『モンテレッジォ 小さな村の旅する本屋の物語』 内田洋子著


この物語は冬のイタリア、ヴェネツィアから始まる。細かな雨が降り続け、昼過ぎなのにあたりの景色は無彩色に沈んでいる。ミラノを拠点にジャーナリストとして活動している著者は、ヴェネツィアのサンマルコ広場での要件を終え、足早に駅に向かっていた。


いつもの抜け道を歩いていると、路地の奥まった建物の外壁に沿って設置されているショーウィンドウが目に入った。中を覗いてみると多数の本が並んでいる。どれも珍しい1点ものの古本ばかりだ。店に入ると本の山に囲まれているまだ若い店主が仕事を一区切りつけ、店を案内してくれる。ヴェネツィアにまつわる歴史や文芸、政治、宗教、芸術など多方面のジャンルの本が揃っている。店主が常連客とのやり取りからお目当ての本を探し出すのを見て、ただ者ではないと直感する。


数年後、活動拠点をヴェネツィアに移した著者は例の本屋、ベルトーニ書店に何度となく足を運び、時間を気にせず気に入った本を選ぶ暮らしに満足していた。やがてこの書店は著者が仕事をする上での水先案内人になり、知恵袋になってゆく。取材で調べ物が必要になると店主のアルベルトに相談するようになり、その都度、期待を裏切らない対応をしてくれた。


週末にはアルベルトに替わって引退した先代の店主である父親が店番を務めにやってくる。新参者が店を構えるのが難しいサンマルコ広場近くで営業しているから、さぞかし老舗なのだろうと思っていると、現在の店主、アルベルトは4代目だという。開業当初の曽祖父はトスカーナ州からの移住者で、原点はモンテレッジォという山村にあるという。老店主によれば、モンテレッジォでは代々,他の場所へ物売りに行くものと決まっており、売る物がなくなると本を売り歩き、生計を立てるようになったという。そして彼等によってイタリア各地に書店ができ、国中に本を読むことが広まった。今でも村では本を主役にした夏祭りが行われている ・・・


著者は突拍子もない話に理解がおぼつかない。山奥の出版社も印刷所もない村の稼業がなぜ本の行商なのか、本をどこから仕入れ、誰に売ったのか、疑問が沸き上がり、ネットであれこれ調べてみるものの詳しい資料は見当たらない。老店主からは自分も祖先のことはよく知らないので村を訪れ、その様子を聞かせてくれないかと頼まれる。安請け合いしたものの、そこは簡単に行けるような所ではなかった。ウェブサイトに載っている担当者に連絡をして、何とかモンテレッジォに向かう手はずを整えた。

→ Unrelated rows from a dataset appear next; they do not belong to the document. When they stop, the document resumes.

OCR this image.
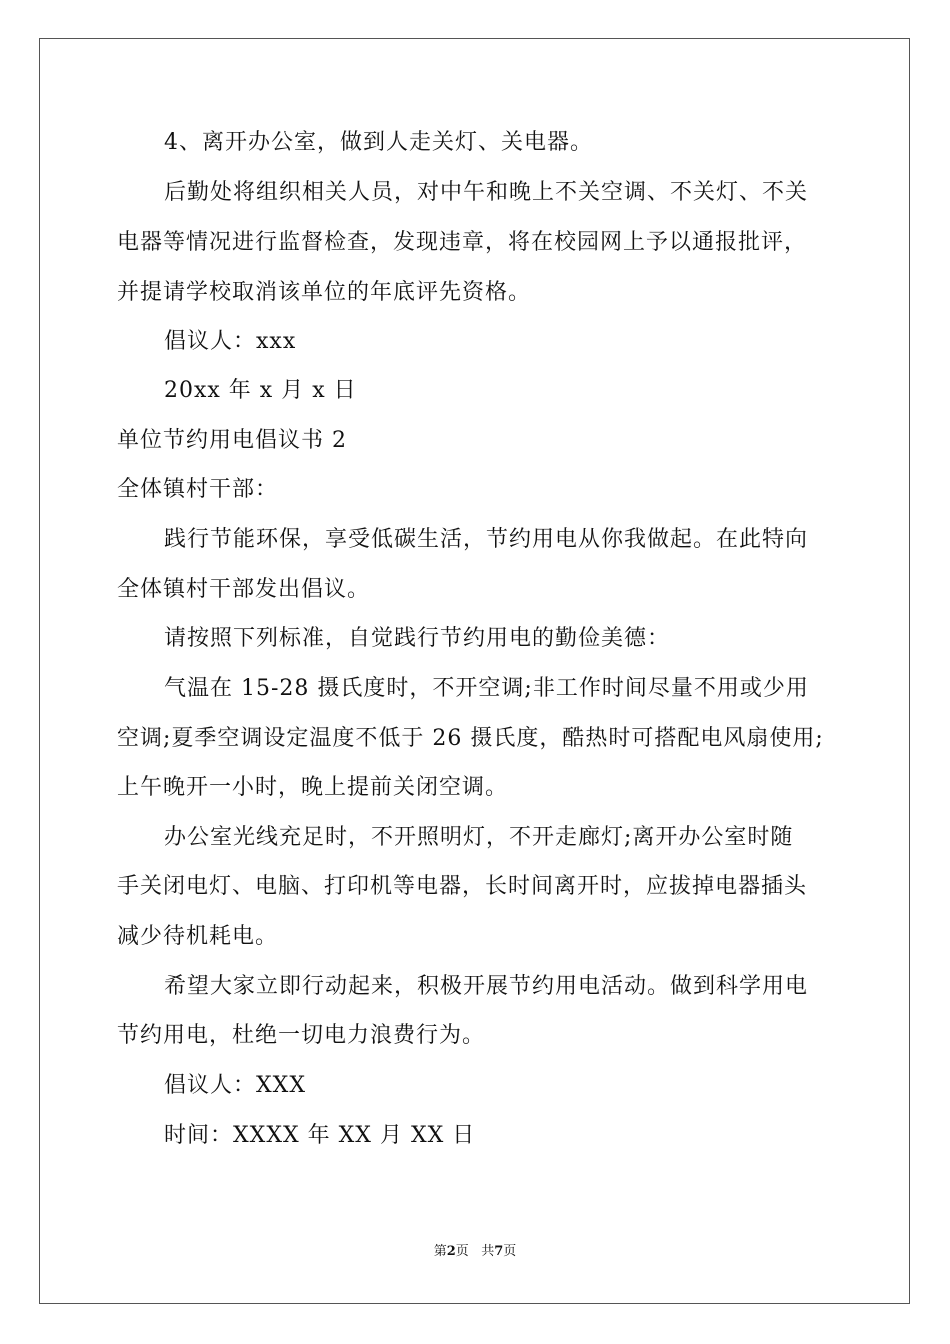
4、离开办公室，做到人走关灯、关电器。
后勤处将组织相关人员，对中午和晚上不关空调、不关灯、不关
电器等情况进行监督检查，发现违章，将在校园网上予以通报批评，
并提请学校取消该单位的年底评先资格。
倡议人：xxx
20xx 年 x 月 x 日
单位节约用电倡议书 2
全体镇村干部：
践行节能环保，享受低碳生活，节约用电从你我做起。在此特向
全体镇村干部发出倡议。
请按照下列标准，自觉践行节约用电的勤俭美德：
气温在 15-28 摄氏度时，不开空调;非工作时间尽量不用或少用
空调;夏季空调设定温度不低于 26 摄氏度，酷热时可搭配电风扇使用;
上午晚开一小时，晚上提前关闭空调。
办公室光线充足时，不开照明灯，不开走廊灯;离开办公室时随
手关闭电灯、电脑、打印机等电器，长时间离开时，应拔掉电器插头
减少待机耗电。
希望大家立即行动起来，积极开展节约用电活动。做到科学用电
节约用电，杜绝一切电力浪费行为。
倡议人：XXX
时间：XXXX 年 XX 月 XX 日
第2页   共7页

本書はモンテレッジォというイタリアの山奥で、本を届けることに命を懸けた人たちの物語だ。著者によるルポルタージュであり、また時として紀行文やエッセイ、小説にも様相を変える。数ページごとに見開きのページ半分を使って著者の手によるカラー写真が挟み込まれ、著者と一緒に旅をしている感覚に捉われる。




モンテレッジォ 小さな村の旅する本屋の物語


著者は村の関係者や数少ない定住者、夏の村祭りに合わせて帰郷した人たちから話を聞いてまわる。話は紀元前に遡る村の生い立ちから始まり、周囲の山脈や眼下に広がる海、古代ローマやビザンチンの時代、中世の貴族領主、教会、近くを通る聖地巡礼の道、異教徒の侵攻、ナポレオンの支配、イタリアの統一運動、そして2つの世界大戦へと続く。残された建物や遺跡を案内してもらい、保管されている資料を見せてもらう。


当時の人々がなぜ本を売り歩くようになったのか、どのように本を売って歩いていたのかが少しずつ見えてくると同時に疑問も湧いてくる。村を幾度となく訪れるうちに、村人たちが本の行商を始めるきっかけとなった1800年代初頭の出来事や、義務教育制度ができる前の文字の読めない人も多かった時代にどうやって本を売っていたのか、行商人たちが実際どのように本を届けていたのかといった謎が少しずつ明らかになっていく。


取材の対象は付近の村々にも広がり、ダンテも訪れたというムラッツォ村、活版印刷所があったというフィヴィッツァーノ村も訪れる。また村人たちが売り先の地で開業した書店で、今も営業を続けているノヴァラのラッザレッリ書店、ビエッラのジョヴァンナッチ書店にも足を運ぶ。


やがて著者は過去に伸びる根を手繰り寄せ、何世代にも渡る名もなき行商人たちの物語を拾い上げ、紹介していかなければという強い想いを抱く。これまで書き残されることのなかった、普通の人々の小さな歴史の積み重なりである。「何かに憑かれたように、一生懸命に書いた」という著者も今を生きる本の行商人と言えるだろう。